Aslında rakı edebiyatının ne güzel örnekleri vardır dünyamızda…


Ünlü rakıcılar gelip geçmiştir bu dünyadan. Masalarından feyz alınırmış. O masalara oturmak öyle her kese nasip olmazmış…

Mesela gazeteci, edebiyatçı, bestekar Ahmet Rasim ( 1865-1932) çok severmiş rakı sohbetini. Evden bir çıkar pir çıkarmış… Siz deyin üç ay ben diyeyim dört ay… Ara sıra da eve uğrarmış…

Yine öyle bir uğramasında, yıkanmış paklanmış… Bir ara kapı çalınmış; rakıdaşları çağırıyorlar… Gitmemek olur mu? Zavallı eşi de kapı eşiğinde Ahmet Rasim’e boynunu bükerek şöyle demiş : “Aman bey, ne olur bu akşam sakın geç kalma eve erken gel….”

Tabii ne gezer… Fakat Ahmet Rasim’in içine işler bu söz.
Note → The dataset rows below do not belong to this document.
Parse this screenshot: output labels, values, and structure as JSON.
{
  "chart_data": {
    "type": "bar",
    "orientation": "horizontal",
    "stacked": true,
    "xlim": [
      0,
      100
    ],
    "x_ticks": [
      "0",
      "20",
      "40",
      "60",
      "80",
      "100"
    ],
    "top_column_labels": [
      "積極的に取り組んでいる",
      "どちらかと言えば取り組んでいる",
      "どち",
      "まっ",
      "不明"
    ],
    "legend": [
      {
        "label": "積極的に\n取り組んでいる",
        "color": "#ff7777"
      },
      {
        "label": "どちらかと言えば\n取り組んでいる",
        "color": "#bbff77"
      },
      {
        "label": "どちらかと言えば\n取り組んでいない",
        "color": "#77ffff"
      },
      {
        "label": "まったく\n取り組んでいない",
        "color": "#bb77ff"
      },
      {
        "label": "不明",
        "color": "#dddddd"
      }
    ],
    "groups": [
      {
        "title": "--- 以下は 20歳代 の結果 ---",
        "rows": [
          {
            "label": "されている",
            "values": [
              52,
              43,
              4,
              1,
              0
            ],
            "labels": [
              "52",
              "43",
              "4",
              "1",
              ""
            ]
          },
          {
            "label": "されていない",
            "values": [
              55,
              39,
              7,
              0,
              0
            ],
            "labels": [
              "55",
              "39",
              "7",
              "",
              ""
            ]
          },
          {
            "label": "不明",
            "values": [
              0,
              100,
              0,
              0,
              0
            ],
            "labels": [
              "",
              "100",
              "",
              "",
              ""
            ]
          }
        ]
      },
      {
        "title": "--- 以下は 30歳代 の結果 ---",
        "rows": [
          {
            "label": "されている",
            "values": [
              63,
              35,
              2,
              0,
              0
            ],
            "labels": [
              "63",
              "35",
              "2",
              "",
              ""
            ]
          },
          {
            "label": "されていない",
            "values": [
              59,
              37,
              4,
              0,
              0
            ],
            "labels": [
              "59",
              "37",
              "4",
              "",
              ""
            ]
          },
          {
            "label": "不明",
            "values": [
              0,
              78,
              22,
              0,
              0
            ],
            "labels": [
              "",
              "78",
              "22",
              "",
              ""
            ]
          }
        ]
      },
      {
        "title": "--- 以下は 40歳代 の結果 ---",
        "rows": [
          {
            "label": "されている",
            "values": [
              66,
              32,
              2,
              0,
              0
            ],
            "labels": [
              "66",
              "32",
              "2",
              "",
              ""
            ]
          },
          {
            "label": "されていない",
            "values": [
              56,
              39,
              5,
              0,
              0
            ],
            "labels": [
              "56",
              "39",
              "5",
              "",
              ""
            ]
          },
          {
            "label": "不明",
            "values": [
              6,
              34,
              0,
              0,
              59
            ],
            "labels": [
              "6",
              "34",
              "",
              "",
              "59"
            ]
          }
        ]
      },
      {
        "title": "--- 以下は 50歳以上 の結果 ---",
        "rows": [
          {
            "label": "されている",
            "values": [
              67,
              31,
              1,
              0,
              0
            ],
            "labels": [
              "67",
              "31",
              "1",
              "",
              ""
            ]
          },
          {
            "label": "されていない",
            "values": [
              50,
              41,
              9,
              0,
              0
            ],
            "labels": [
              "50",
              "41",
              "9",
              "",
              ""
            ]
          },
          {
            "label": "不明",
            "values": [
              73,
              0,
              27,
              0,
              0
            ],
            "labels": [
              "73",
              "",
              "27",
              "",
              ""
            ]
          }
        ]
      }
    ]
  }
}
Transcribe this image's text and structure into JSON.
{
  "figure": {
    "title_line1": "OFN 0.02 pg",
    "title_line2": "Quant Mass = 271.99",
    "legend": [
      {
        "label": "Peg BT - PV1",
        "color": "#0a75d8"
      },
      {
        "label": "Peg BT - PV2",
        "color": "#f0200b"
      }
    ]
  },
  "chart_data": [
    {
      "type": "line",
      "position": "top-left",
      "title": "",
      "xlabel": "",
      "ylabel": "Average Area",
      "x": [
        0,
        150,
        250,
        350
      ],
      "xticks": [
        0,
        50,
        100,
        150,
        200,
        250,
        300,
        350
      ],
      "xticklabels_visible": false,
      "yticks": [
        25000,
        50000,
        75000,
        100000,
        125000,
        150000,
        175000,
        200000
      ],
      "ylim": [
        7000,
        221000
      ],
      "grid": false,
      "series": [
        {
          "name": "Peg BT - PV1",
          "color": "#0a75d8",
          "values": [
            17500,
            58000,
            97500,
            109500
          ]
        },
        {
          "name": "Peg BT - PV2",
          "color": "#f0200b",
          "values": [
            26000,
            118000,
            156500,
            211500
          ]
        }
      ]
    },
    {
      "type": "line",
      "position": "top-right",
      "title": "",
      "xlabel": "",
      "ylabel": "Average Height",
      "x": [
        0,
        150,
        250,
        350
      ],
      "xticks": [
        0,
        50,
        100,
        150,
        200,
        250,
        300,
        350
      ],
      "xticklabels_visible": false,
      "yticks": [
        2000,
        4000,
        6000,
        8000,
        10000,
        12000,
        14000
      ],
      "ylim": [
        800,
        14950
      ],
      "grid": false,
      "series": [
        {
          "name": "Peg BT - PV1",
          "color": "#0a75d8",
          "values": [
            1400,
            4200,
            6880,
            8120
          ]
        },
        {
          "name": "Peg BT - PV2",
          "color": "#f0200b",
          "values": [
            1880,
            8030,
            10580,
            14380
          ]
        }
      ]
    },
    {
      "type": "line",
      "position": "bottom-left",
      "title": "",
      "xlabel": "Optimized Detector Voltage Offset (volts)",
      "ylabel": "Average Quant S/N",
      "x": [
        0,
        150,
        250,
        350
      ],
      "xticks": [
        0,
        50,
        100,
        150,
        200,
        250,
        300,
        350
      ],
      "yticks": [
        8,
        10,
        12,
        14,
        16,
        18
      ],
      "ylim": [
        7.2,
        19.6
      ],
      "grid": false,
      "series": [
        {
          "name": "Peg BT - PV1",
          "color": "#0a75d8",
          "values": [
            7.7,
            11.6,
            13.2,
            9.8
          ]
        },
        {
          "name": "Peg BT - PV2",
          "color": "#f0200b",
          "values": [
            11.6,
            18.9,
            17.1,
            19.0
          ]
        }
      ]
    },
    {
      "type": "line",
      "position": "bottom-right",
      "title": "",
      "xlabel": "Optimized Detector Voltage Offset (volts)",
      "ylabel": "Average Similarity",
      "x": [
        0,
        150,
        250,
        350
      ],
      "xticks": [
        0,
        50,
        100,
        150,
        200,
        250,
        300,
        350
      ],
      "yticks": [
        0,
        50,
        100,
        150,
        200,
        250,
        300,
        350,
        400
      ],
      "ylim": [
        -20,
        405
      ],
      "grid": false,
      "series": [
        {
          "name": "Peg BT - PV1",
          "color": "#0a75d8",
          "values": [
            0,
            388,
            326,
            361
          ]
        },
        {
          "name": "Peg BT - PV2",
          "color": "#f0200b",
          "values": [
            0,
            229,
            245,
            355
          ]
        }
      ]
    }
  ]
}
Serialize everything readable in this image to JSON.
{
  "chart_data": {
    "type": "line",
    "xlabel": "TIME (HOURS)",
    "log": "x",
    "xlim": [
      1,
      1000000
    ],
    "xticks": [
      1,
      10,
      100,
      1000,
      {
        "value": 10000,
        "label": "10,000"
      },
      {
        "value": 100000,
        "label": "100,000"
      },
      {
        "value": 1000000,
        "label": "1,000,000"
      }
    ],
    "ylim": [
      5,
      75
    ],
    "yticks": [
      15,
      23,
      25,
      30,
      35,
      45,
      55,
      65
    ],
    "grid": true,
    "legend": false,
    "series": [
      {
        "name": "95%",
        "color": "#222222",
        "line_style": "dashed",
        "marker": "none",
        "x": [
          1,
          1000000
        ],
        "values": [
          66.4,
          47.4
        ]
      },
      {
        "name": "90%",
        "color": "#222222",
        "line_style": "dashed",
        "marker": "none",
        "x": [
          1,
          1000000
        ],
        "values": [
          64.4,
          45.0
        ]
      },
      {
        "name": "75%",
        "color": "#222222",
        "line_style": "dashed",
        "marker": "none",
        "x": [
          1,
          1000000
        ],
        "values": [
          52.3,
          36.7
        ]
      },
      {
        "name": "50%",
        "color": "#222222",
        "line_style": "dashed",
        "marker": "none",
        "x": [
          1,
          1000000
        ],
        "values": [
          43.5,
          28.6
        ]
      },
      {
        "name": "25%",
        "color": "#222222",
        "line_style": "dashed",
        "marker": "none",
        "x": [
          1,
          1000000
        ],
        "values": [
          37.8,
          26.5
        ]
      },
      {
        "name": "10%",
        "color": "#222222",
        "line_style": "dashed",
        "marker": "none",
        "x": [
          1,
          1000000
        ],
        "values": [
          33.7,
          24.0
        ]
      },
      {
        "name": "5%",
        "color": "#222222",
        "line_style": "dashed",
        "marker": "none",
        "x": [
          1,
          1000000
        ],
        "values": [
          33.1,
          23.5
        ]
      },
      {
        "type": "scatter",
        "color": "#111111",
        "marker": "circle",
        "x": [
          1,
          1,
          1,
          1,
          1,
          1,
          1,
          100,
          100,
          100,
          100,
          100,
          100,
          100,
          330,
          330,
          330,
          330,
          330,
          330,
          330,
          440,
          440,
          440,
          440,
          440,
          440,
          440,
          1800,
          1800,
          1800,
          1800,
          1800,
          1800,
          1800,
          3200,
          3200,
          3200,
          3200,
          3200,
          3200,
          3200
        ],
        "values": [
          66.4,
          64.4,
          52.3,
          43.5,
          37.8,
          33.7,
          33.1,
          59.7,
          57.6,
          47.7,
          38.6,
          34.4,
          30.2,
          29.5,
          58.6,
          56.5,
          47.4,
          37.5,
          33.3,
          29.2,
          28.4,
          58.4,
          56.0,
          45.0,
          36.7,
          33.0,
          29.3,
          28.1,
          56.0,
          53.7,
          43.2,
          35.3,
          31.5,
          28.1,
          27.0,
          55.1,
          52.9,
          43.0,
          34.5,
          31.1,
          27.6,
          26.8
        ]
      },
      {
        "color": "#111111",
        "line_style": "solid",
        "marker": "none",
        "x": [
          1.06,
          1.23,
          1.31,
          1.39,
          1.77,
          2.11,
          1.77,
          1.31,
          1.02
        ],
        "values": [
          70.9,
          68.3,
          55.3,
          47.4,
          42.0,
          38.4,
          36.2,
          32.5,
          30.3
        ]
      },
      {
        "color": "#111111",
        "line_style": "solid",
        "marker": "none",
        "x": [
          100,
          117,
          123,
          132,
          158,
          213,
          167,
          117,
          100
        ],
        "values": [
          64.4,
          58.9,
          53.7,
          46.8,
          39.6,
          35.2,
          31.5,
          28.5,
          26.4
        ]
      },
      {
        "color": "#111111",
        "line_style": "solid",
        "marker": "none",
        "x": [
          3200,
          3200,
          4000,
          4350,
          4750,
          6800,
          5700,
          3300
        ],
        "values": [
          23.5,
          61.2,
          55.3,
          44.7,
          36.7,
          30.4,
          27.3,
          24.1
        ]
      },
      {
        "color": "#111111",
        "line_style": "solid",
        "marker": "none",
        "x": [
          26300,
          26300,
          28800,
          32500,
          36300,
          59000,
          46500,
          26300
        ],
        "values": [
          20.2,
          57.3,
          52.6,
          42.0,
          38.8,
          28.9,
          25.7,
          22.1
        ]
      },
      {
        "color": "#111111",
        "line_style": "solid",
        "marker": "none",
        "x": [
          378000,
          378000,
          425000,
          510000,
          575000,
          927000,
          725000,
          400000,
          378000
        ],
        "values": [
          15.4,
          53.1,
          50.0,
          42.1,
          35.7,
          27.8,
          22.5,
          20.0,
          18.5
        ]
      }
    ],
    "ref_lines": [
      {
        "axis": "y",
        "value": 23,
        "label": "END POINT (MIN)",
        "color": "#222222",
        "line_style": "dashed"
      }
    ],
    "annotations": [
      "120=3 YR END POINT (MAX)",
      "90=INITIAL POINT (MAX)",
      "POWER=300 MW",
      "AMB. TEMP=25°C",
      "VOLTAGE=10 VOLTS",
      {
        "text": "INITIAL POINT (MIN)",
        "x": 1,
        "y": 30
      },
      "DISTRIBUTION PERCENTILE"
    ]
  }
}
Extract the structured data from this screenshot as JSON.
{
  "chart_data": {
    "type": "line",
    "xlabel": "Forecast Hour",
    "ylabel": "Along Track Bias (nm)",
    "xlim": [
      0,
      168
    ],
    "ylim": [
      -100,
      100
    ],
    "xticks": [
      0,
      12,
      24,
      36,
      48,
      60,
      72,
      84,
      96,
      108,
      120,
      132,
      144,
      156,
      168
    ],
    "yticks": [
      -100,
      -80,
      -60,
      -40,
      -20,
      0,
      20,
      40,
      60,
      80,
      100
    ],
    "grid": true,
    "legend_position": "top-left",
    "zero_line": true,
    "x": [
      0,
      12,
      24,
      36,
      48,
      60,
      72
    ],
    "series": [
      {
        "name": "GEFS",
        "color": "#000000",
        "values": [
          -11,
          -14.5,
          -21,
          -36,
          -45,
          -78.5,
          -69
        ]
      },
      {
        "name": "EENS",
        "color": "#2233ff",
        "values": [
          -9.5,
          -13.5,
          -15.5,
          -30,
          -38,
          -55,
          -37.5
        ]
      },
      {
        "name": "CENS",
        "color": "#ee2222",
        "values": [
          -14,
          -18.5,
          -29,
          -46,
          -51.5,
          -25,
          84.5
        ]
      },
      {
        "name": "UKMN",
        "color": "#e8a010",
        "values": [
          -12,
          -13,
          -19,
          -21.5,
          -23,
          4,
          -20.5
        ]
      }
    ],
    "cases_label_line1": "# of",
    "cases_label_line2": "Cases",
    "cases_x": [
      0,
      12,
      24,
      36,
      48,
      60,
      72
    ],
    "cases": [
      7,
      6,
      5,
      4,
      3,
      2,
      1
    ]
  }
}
Arkadaşlarıyla içerken “Sakın geç kalma bu akşam erken gel…” diye başlayan o hüzünlü şarkıyı besteler…

Şimkdi o rakı muhabbetleri olmasaydı, o güzelim şarkı nasıl bestelenirdi, değil mi?

Peki rakı nedeniyle kapısına incir ağaçı dikilen haneler yok mu? Oooo.. Sürüsüne bereket..
Ahmet Rasim gibi içersen şarkı bestelersin, yazı yazarsın; fakat rakıyı nefretin mezesi yaparak zehir gibi içersen en hafifinden arkadaşının kalbini kırar; cinayet işler, evini barkını dağıtırsın…

Efendim, yakın geçmişimizde, devlet ricalimizin en ünlü rakıcısı, herkesin bildiği gibi Atatürk’tü… Zavallıya muhalefet olarak rakısını bile kullandılar hem sağlığında hem de vefatından sonra…

Acaba Atatürk hangi marka rakı içerdi? Nasıl içerdi?


Bir zamanlar sahaflardan aldığım küçük, cep kitapçığının adı “Atatürk’ün Uşağının Gizli Defteri”… Atatürk’ün uşağının adı Cemal (Çelebi) Granda… Anılarını yazıya dökenin adı da Turhan Gürkan… Fer Yayınları tarafından 1971’de basılmış… 1927 yılının Temmuz ayından ölüm tarihi olan Kasım 1938’e kadar 12 yıl Atatürk’ün sofracılığını yapan Granda’nın anıları hayli ilginç…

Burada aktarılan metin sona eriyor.